Platinum production: 6,000 kilograms

Palladium production: 15,000 kilograms

Canada’s strong palladium production makes it a global PGMs player. The country only holds 310,000 kilograms of known PGMs reserves — less than half the total reserves of other countries on this list — but companies continue to explore for PGMs in Canada in search of more deposits. In 2022, Canada’s palladium and platinum production were both on par with the previous year.

Canadian PGMs production takes place mainly in the province of Ontario, but PGMs output also comes out of Quebec and Manitoba. The country has one primary PGMs-producing mine, the Lac des Iles mine in Western Ontario, which is owned by Implats Canada. The remainder of the country’s production is as a by-product of Canada’s primary nickel mines.

5. United States

Platinum production: 3,300 kilograms

Palladium production: 11,000 kilograms

Sibanye-Stillwater’s (NYSE:SBGL) Stillwater Complex in Montana is the only primary producer of PGMs in the US. The Stillwater complex was acquired by the South African company, which then went by only Sibanye, in a US$2.2 billion deal in 2017. The company also maintains a smelter, refinery and laboratory in Montana and recovers PGMs from spent catalyst material.

The US Geological Survey states that the completion of an expansion project aimed at increasing production at the mine has been “delayed to 2024 owing to disruptions from the COVID-19 pandemic and operational challenges associated with ventilation and ground conditions.”

FAQs for investing in palladium and platinum

What is platinum?

Platinum is the namesake of the PGMs category and is also a precious metal.
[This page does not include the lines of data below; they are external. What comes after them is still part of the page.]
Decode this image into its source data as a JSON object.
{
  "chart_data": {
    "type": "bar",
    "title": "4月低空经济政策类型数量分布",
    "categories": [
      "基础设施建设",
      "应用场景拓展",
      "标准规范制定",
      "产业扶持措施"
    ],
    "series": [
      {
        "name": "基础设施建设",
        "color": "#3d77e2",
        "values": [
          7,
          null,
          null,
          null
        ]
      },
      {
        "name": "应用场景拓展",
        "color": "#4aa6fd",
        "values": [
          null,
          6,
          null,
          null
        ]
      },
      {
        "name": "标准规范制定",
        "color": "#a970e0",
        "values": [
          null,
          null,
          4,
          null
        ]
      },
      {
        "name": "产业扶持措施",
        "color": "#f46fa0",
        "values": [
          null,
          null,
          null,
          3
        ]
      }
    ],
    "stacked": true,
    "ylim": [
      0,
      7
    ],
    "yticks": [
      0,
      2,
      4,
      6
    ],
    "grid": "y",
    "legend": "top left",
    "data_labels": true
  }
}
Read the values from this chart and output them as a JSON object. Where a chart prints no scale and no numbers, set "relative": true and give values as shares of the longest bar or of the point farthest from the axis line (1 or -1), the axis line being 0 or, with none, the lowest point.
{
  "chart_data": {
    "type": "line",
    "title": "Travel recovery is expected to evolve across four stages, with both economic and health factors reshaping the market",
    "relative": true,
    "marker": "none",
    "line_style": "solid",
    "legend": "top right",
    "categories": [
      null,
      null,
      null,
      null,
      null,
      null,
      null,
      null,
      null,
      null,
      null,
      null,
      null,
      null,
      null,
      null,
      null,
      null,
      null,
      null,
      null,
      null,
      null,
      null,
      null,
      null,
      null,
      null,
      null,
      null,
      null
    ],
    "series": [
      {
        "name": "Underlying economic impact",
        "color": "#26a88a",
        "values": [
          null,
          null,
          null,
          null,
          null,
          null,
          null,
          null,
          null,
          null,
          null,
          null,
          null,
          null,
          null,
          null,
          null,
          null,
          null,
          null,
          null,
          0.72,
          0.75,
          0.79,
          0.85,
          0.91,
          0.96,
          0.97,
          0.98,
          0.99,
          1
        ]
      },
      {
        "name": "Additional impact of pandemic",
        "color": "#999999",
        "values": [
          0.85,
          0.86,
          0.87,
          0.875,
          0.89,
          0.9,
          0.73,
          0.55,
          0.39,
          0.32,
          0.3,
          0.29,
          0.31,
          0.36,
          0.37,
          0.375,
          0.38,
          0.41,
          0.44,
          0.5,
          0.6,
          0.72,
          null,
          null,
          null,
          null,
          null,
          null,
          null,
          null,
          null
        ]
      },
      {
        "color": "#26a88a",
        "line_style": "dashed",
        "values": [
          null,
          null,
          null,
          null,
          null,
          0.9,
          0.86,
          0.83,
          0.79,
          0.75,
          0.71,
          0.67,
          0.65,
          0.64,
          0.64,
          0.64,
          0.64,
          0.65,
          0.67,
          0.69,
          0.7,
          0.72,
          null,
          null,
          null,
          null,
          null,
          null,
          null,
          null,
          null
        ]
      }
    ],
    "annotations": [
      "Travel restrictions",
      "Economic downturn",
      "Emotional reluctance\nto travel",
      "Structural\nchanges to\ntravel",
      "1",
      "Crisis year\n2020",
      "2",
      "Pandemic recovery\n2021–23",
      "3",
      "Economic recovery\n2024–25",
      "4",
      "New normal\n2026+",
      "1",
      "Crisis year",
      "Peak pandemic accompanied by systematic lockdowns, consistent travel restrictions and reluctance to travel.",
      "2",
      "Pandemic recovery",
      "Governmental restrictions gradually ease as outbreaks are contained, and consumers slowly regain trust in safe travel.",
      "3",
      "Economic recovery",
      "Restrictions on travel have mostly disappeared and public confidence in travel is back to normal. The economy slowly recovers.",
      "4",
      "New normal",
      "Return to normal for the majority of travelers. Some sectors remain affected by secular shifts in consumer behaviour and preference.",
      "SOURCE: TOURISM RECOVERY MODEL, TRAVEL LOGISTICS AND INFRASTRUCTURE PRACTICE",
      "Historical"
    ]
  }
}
Signified by the symbol Pt and atomic number 78 on the periodic table, platinum has a silverish-white hue.

What is platinum used for?

Platinum plays a large role in the auto industry for its ability to reduce emissions. Additionally, platinum is in high demand for jewelry and as an investment metal.

Platinum is also benefiting from growing demand from the hydrogen fuel cell sector. The metal is a key catalyst in the process that converts hydrogen into electricity.

What is palladium metal?

Palladium fits into the precious metals category and is a PGM. It is represented by the symbol Pd and atomic number 46 on the periodic table of elements. Palladium has a silvery-white color and is prized for its rarity.

What is palladium used for?

The automotive sector is the primary end user of palladium. The metal is a key component in the catalytic convertors of internal combustion engine vehicles, where it is used to reduce emissions.

Like platinum, palladium is used in jewelry and valued as an investment. It has other smaller-scale uses, and is consumed in various ways by the medical and dental fields, among others.

What is the best way to invest in palladium?

While there is no single best way to investing in palladium, those interested in gaining exposure to this market have a variety of options. Investors who prefer more tangible assets can add physical palladium to their portfolios, including palladium bullion and coins. Palladium exchange-traded funds such as the Sprott Physical Platinum and Palladium Trust (ARCA:SPPP) and the Aberdeen Standard Physical Palladium Shares (ARCA:PALL) offer another route. Palladium-focused stocks are yet another option, with pure-play palladium miners including Sibanye-Stillwater and Impala Platinum Holdings.

Why are metals like gold, platinum and palladium so expensive?

Precious metal gold has long been valued as a form of currency and a store of wealth, all of which have built up its high intrinsic value. Platinum and palladium are 30 times rarer than gold, much harder to mine and are in high demand due to their important industrial uses.

Securities Disclosure: I, Melissa Pistilli, hold no direct investment interest in any company mentioned in this article.